One way of looking at trying to prevent people misusing data is to prevent them getting it but, of course, in the iPod example I need that data for my personal listening, I have to use my own discretion, understand that I have a constraint and I don't then use it to power a concert of several thousand people. So access control for that wouldn't work, and it turns out that for many things in government as well, government agencies have access to all kinds of data which they've got maybe for the purposes of counter terrorism or crime prevention, and they have access to that for that purpose and not for other purposes or maybe for pursuing some particularly bad source of crime but not for pursuing people who forgot to renew the library books. So what's more important and much more practical than trying to limit access to the most secret and very sensitive information is, in general, for inmformation around, governments, I think, tracking, building systems which track where the data came from, tracking what we call the provenance of the data. So the provenance of the data is its source, but more importantly is the things associated with the source and how I got it, in effect, how can I use it, maybe licensing information, whether it's released with a Creative Commons license for example that is commonly on the net; I can put something out there and state that this can be used for any non-commercial activity as long as you put my name, you associate my name with it, for example. But also is associated with the trustworthy of the information, so it's very important aspect for me and for anybody I pass the data to be able to explain how I got it, so if an important decision is eventually going to be made based on analysis made on that data, then somebody can go back and check and make sure it's based on appropriately sound sources. Of course, often the data is combined, so maybe I got some data from one source but then I combined it with something much more sensitive, so we have to be careful that our systems track whether the data has been polluted from the public data I took it but I added to it and processed and used data that was available for me for a very specific purpose.

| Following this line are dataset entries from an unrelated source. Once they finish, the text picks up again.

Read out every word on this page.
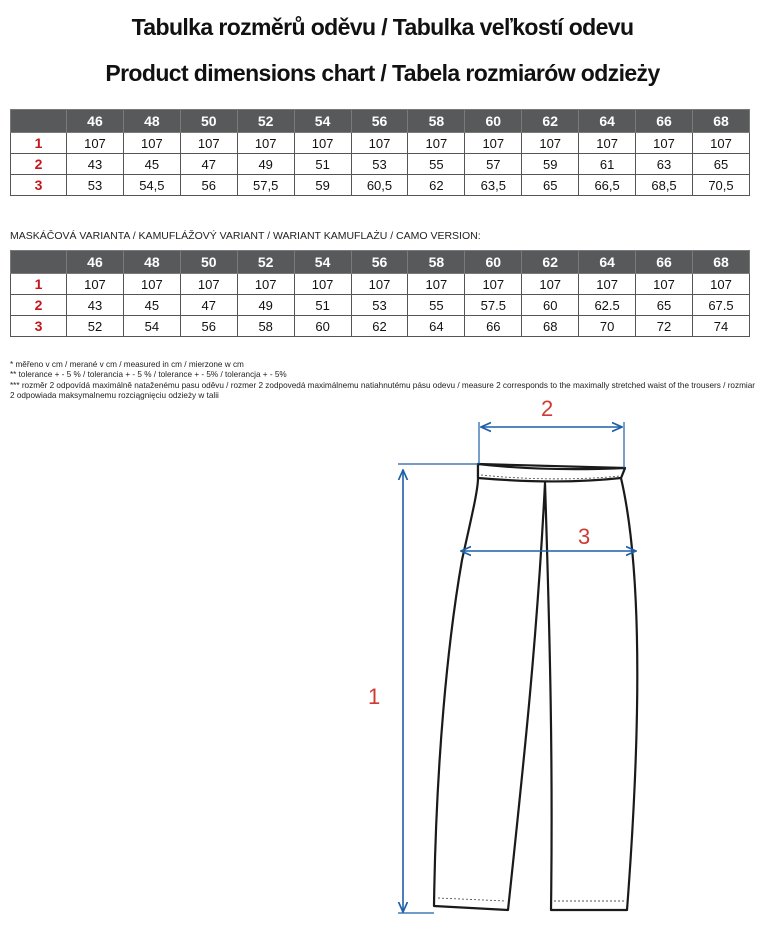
Tabulka rozměrů oděvu / Tabulka veľkostí odevu
Product dimensions chart / Tabela rozmiarów odzieży
	46	48	50	52	54	56	58	60	62	64	66	68
1	107	107	107	107	107	107	107	107	107	107	107	107
2	43	45	47	49	51	53	55	57	59	61	63	65
3	53	54,5	56	57,5	59	60,5	62	63,5	65	66,5	68,5	70,5
MASKÁČOVÁ VARIANTA / KAMUFLÁŽOVÝ VARIANT / WARIANT KAMUFLAŻU / CAMO VERSION:
	46	48	50	52	54	56	58	60	62	64	66	68
1	107	107	107	107	107	107	107	107	107	107	107	107
2	43	45	47	49	51	53	55	57.5	60	62.5	65	67.5
3	52	54	56	58	60	62	64	66	68	70	72	74
* měřeno v cm / merané v cm / measured in cm / mierzone w cm
** tolerance + - 5 % / tolerancia + - 5 % / tolerance + - 5% / tolerancja + - 5%
*** rozměr 2 odpovídá maximálně nataženému pasu oděvu / rozmer 2 zodpovedá maximálnemu natiahnutému pásu odevu / measure 2 corresponds to the maximally stretched waist of the trousers / rozmiar 2 odpowiada maksymalnemu rozciągnięciu odzieży w talii
1
2
3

So I feel that we should build systems that are aware of the provenance of data, track the acceptable uses and that is much more important than trying to do the typical security thing of blocking people's access to it, in general people will have access to all kinds of data and they have to be responsible and accountable for how they've used it, so we must build systems which allow to show they've been used in the right way.

So in conclusion, let me say that governments should be open, they should use standards, this does not mean changing how existing systems work, it means just attaching standards compliant pieces to existing systems, and when we build these systems, which will be so powerful, we should be very careful and make sure they always use data in appropriate fashion. Thank you very much for your attention.